The Enduring Mystery Of Detecting The Universe's Only Magnetic Monopole
“We may never know what went on inside that detector back on Valentine's Day of 1982. Was there really a magnetic monopole that passed through it, where we were fortunate enough to find it but never saw another one? Was it an unprecedented glitch in the equipment? A most unusual cosmic ray with heretofore inexplicable properties? Or, perhaps, a prank played by a student, rival, or professional saboteur?
In experimental science, the most important thing is to be able to replicate your results, and a second monopole detection has never come to pass. As beautiful as a symmetric Universe might be, that simply doesn't appear to be the Universe we have. Nobody knows what happened to fool us into thinking we'd detected a magnetic monopole, but without repeat confirmation, we have no choice but to conclude it wasn't real.
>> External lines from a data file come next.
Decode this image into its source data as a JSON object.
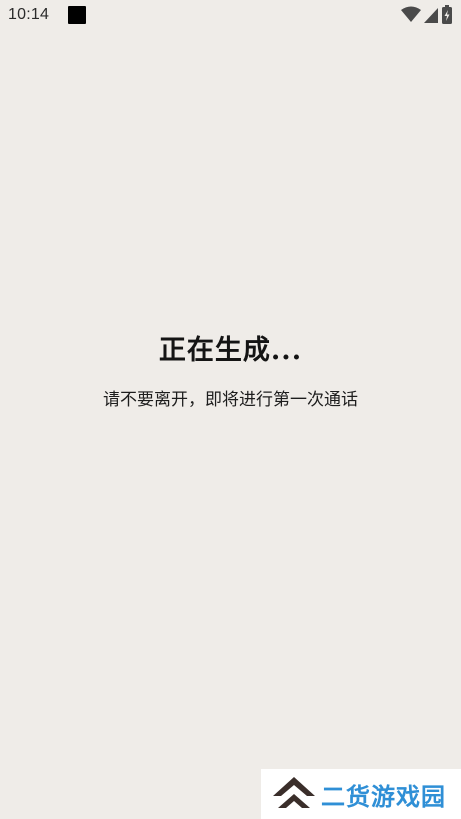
{
  "status_bar": {
    "time": "10:14",
    "icons": [
      "notification-square-icon",
      "wifi-icon",
      "cellular-signal-icon",
      "battery-icon"
    ]
  },
  "main": {
    "title": "正在生成...",
    "subtitle": "请不要离开，即将进行第一次通话"
  },
  "watermark": {
    "text": "二货游戏园",
    "colors": {
      "text": "#2f8fd6",
      "logo": "#3a2e2a"
    }
  },
  "colors": {
    "background": "#efece8",
    "title": "#141414"
  }
}
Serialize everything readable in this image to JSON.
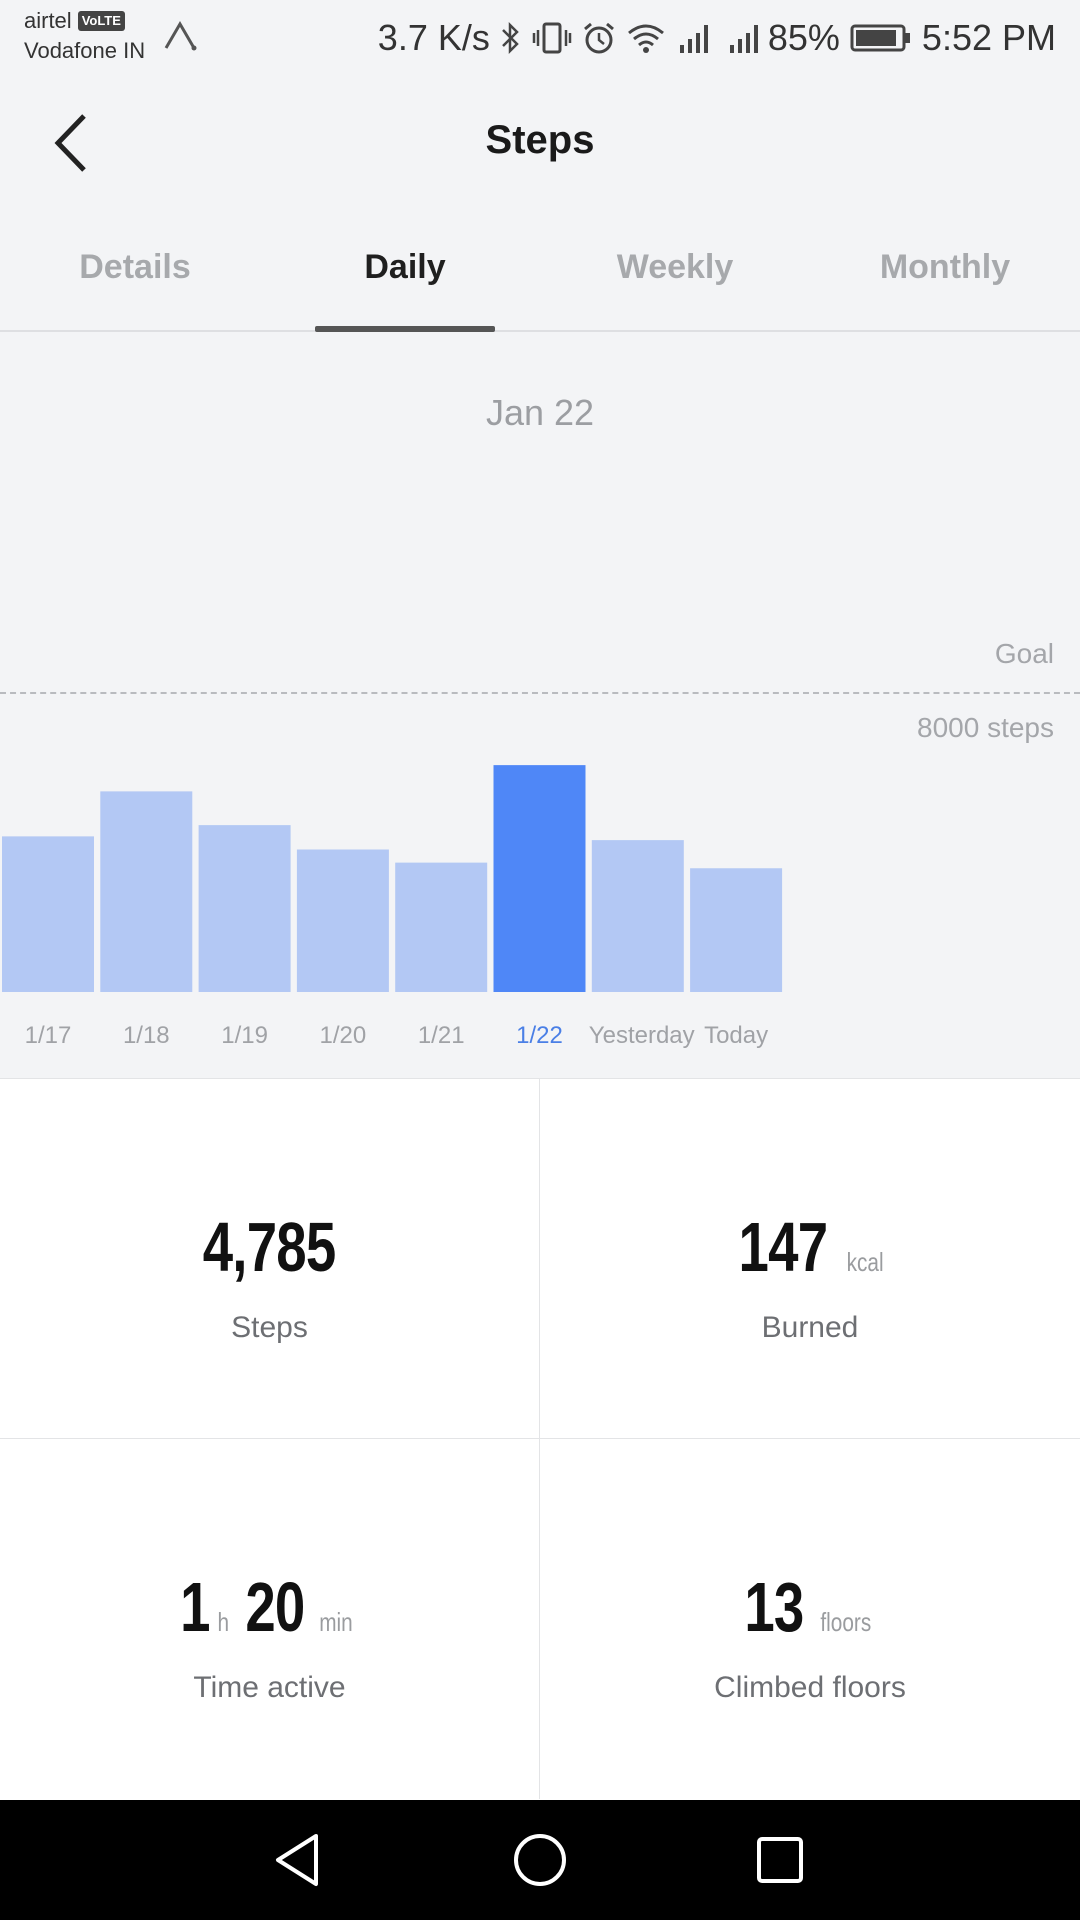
{
  "status_bar": {
    "carrier1": "airtel",
    "volte": "VoLTE",
    "carrier2": "Vodafone IN",
    "speed": "3.7 K/s",
    "battery": "85%",
    "time": "5:52 PM",
    "icons": [
      "bluetooth-icon",
      "vibrate-icon",
      "alarm-icon",
      "wifi-icon",
      "signal-icon",
      "battery-icon"
    ]
  },
  "header": {
    "title": "Steps"
  },
  "tabs": [
    {
      "label": "Details",
      "active": false
    },
    {
      "label": "Daily",
      "active": true
    },
    {
      "label": "Weekly",
      "active": false
    },
    {
      "label": "Monthly",
      "active": false
    }
  ],
  "chart": {
    "date": "Jan 22",
    "goal_label": "Goal",
    "goal_value": "8000 steps"
  },
  "chart_data": {
    "type": "bar",
    "categories": [
      "1/17",
      "1/18",
      "1/19",
      "1/20",
      "1/21",
      "1/22",
      "Yesterday",
      "Today"
    ],
    "values": [
      4150,
      5350,
      4450,
      3800,
      3450,
      6050,
      4050,
      3300
    ],
    "selected_index": 5,
    "goal": 8000,
    "ylim": [
      0,
      8000
    ],
    "colors": {
      "bar": "#b3c8f4",
      "selected": "#4f87f7"
    }
  },
  "stats": {
    "steps": {
      "value": "4,785",
      "label": "Steps"
    },
    "burned": {
      "value": "147",
      "unit": "kcal",
      "label": "Burned"
    },
    "time_active": {
      "hours": "1",
      "hours_unit": "h",
      "minutes": "20",
      "minutes_unit": "min",
      "label": "Time active"
    },
    "floors": {
      "value": "13",
      "unit": "floors",
      "label": "Climbed floors"
    }
  },
  "nav": [
    "back-nav-icon",
    "home-nav-icon",
    "recents-nav-icon"
  ]
}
Magnetic monopoles, as far as we can tell, don't appear to exist.”
37 years ago, an experiment was being performed that was searching for a very specific phenomenon that should exist in many scenarios of Grand Unified Theories: a magnetic monopole. These new particles, not a part of classical electromagnetism or the Standard Model, should be isolated north or south magnetic poles, without a matching dipole counterpart. If they were to pass through a specially-designed detector, an unambiguous signal should show up.